Un video di 57 secondi apparso online qualche giorno fa – e già tolto dalle autorità – mostra due uomini col viso gonfio e rivoli di sangue ai lati della bocca intenti a ingerire delle “polpette” offerte da una mano fuori campo. Provano a buttarle giù con l’acqua e vomitano, mentre una voce fuori campo li sprona a dire in favore di camera “Jai Shri Ram” (viva il dio Ram) e “Gau Mata ki jai” (viva la Madre Mucca). Succede in Haryana, stato confinante con la capitale New Delhi, dove la presenza di gruppi di estremisti hindu si fa sempre più preponderante animando un clima di tensione che vede come vittime le minoranze religiose locali, in particolare quella musulmana.

L’azione è stata rivendicata dal Gau Raksha Dal (Gruppo per la protezione della mucca), che attraverso il proprio presidente Dharmendra Yadav ha chiarito i dettagli di quel minuto scarso di girato. Gli attivisti del gruppo avevano ricevuto una “soffiata” di due uomini sospettati di trasportare illegalmente carne di mucca. Dopo 7 km di inseguimento, il gruppo è riuscito a bloccare i due – Rizwan e Mukhtiar, entrambi di fede musulmana – trovando nell’auto “700 kg di carne di mucca”. Glissando sull’evidente pestaggio, Yadav ha spiegato che i membri del Gau Raksha Dal responsabili dell’azione “gli hanno fatto mangiare il panchgaya (un misto di sterco di vacca, urina, latte, burro chiarificato e yogurt) per insegnargli una lezione e purificarli”. Nulla di inusuale in Haryana, dove simili gruppi ultrainduisti negli anni si sono distinti per una professione di fede piuttosto attiva, spesso anticipando – o sostituendo – l’intervento delle forze dell’ordine chiamate a far rispettare la legge che, nello stato, vieta la macellazione di carne di mucca, animale considerato sacro dalla maggioranza dei fedeli hindu. Organizzati in squadre armate di bastoni, il braccio violento dell’identitarismo hindu organizza ronde e blitz contro la minoranza musulmana locale con l’obiettivo di far “rispettare la legge” e riaffermare il primato della fede hindu sul territorio, con la complicità – non solo passiva – delle istituzioni locali, al momento espressione del Bharatiya Janata Party (Bjp), il partito nazionalista hindu del premier Narendra Modi.

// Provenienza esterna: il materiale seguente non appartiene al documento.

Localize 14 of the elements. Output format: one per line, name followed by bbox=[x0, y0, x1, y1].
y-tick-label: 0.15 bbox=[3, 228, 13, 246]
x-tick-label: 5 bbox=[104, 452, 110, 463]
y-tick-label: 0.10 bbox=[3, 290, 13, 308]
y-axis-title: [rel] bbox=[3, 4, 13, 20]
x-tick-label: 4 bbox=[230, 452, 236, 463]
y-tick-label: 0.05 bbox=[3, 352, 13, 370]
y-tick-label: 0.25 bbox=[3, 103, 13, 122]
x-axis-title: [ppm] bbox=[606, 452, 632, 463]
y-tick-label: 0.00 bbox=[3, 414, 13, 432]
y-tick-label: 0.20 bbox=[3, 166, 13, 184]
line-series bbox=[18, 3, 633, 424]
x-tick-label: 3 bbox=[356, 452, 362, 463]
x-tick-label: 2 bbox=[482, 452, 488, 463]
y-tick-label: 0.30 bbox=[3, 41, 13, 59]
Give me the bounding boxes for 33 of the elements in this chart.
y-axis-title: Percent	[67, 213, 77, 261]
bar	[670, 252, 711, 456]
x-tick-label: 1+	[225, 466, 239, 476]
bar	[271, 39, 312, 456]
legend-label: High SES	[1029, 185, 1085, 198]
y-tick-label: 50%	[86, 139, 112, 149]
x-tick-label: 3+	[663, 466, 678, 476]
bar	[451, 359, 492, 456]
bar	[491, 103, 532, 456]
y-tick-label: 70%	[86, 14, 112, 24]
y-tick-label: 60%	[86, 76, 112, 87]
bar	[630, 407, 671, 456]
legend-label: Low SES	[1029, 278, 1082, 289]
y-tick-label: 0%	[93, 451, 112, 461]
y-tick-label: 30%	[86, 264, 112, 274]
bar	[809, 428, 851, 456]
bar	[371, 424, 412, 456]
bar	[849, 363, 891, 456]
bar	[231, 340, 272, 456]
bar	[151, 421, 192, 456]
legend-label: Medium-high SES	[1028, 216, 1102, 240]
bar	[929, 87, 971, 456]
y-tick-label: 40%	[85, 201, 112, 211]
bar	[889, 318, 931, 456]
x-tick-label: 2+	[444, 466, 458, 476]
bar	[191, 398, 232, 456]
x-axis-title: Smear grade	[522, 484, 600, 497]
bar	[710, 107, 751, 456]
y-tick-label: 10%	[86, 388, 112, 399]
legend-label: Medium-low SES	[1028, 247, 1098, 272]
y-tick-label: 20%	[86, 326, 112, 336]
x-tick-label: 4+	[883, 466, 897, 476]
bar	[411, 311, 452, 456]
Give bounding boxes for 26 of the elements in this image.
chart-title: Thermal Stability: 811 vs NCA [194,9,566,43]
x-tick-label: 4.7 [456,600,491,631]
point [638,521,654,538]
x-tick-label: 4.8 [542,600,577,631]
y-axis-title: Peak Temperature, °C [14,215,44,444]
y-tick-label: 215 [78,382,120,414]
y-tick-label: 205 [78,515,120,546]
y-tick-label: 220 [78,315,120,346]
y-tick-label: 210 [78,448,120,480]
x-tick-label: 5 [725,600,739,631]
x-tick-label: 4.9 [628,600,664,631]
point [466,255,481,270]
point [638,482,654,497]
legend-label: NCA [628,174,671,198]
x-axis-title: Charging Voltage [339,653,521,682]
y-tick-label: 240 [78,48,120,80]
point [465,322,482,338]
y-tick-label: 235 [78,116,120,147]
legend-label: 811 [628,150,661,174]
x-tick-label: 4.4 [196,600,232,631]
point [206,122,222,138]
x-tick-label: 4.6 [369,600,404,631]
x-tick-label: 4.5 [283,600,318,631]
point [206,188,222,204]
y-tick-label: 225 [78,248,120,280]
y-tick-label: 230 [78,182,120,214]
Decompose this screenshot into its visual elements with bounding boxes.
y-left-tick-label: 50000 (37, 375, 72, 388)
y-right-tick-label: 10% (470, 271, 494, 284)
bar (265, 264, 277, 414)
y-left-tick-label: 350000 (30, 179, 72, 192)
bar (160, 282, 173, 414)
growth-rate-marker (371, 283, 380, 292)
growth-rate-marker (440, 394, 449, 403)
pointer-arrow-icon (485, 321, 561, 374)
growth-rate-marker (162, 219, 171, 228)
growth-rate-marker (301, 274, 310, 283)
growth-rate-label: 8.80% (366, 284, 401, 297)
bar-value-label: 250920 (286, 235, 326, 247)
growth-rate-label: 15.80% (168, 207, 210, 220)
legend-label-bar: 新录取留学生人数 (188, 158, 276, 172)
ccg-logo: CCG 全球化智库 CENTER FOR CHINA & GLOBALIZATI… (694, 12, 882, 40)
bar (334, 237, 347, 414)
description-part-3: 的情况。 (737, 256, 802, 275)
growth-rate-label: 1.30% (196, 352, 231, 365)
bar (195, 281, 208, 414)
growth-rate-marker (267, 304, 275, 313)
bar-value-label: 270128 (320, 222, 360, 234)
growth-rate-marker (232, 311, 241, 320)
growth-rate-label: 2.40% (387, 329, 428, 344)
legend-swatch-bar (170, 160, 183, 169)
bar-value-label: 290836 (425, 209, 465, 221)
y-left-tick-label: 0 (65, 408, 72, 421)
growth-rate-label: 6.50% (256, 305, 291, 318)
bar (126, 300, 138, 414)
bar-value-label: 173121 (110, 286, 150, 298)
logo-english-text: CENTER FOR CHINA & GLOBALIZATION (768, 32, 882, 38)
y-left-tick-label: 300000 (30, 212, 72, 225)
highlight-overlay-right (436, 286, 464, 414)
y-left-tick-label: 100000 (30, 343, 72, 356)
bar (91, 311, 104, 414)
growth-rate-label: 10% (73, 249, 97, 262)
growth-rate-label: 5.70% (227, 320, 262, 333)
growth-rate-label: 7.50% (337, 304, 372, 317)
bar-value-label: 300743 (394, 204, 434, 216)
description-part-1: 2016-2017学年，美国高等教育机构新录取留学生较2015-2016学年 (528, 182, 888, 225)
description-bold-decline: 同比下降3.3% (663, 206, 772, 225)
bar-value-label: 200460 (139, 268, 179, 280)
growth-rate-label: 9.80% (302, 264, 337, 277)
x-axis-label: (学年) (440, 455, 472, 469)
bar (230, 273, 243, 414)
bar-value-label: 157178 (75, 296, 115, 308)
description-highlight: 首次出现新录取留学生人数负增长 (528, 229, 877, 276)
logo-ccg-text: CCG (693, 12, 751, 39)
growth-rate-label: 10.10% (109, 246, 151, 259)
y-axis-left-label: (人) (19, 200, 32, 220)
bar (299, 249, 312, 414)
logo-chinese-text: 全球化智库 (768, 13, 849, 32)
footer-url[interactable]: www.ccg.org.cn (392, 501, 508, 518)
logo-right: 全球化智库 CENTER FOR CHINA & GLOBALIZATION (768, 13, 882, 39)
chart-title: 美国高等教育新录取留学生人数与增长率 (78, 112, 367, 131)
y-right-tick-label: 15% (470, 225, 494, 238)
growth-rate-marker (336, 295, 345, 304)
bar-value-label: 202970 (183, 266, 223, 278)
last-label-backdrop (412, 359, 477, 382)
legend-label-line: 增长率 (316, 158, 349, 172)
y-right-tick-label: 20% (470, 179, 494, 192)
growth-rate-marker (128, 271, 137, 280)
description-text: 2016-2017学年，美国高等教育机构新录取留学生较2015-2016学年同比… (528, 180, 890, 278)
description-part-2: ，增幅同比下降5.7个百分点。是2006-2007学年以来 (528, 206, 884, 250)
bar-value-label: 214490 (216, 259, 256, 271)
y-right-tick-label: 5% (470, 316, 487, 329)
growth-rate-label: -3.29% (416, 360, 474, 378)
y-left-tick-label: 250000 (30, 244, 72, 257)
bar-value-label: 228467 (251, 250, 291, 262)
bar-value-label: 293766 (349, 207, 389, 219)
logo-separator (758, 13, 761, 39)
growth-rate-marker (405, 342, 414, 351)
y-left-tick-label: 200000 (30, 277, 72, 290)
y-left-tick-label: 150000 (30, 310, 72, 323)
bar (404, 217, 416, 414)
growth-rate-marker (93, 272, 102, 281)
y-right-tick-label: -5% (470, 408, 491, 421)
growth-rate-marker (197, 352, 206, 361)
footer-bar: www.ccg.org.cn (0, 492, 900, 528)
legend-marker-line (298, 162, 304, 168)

Le azioni vengono riprese con dei telefoni cellulari e caricate online al fianco di video celebrativi del gruppo, dove ragazzoni di campagna si vedono sfrecciare per le campagne a caccia di musulmani. Lo scorso anno, ad esempio, il magazine online Scroll.in ha raccolto una serie di video simili scovati nelle pagine delle varie filiali locali (ce ne sono anche in Punjab e in Bengala occidentale), mostrando pestaggi di musulmani beccati in possesso di carne di mucca. Un clima che fa eco a uno degli episodi più cruenti di questo clima di intolleranza che lo scorso anno si guadagnò le prime pagine nazionali: in una cittadina poco lontano da New Delhi la casa della famiglia Akhlaq, musulmana, venne presa di mira da un blitz di “fedeli hindu” che trascinarono fuori il padre Mohammad e lo linciarono davanti alla famiglia poiché colpevole di tenere nel frigorifero della carne di mucca (a distanza di mesi ancora non è chiaro se si sia trattato di mucca, “illegale” in Haryana, o del legalissimo montone). Oggi come allora la risposta delle autorità di polizia risulta eccessivamente tiepida. Lo scorso dieci giugno, fa sapere la polizia di Faridabad ai media indiani, Rizwan e Mukhtiar dopo la cattura ad opera del Gau Raksha Dal sono stati presi in consegna dalle forze dell’ordine, che hanno confermato la presenza di carne di mucca nell’auto (300 chilogrammi, contro i 700 millantati dagli ultrainduisti) dando così seguito alle disposizioni del Prohibition of Cow Slaughter Act e rinviando i due a giudizio. Secondo le ultime modifiche della legge in Haryana, passate all’unanimità nel marzo del 2015 dal parlamentino locale a maggioranza Bjp, i due rischiano fino a dieci anni di carcere e una multa da 100mila rupie (1.300 euro). La polizia dell’Haryana ha dichiarato di non essere a conoscenza di alcun video in cui i due venivano obbligati a ingerire il panchgaya. La carne in possesso di Rizwan e Mukhtiar “è stata distrutta”.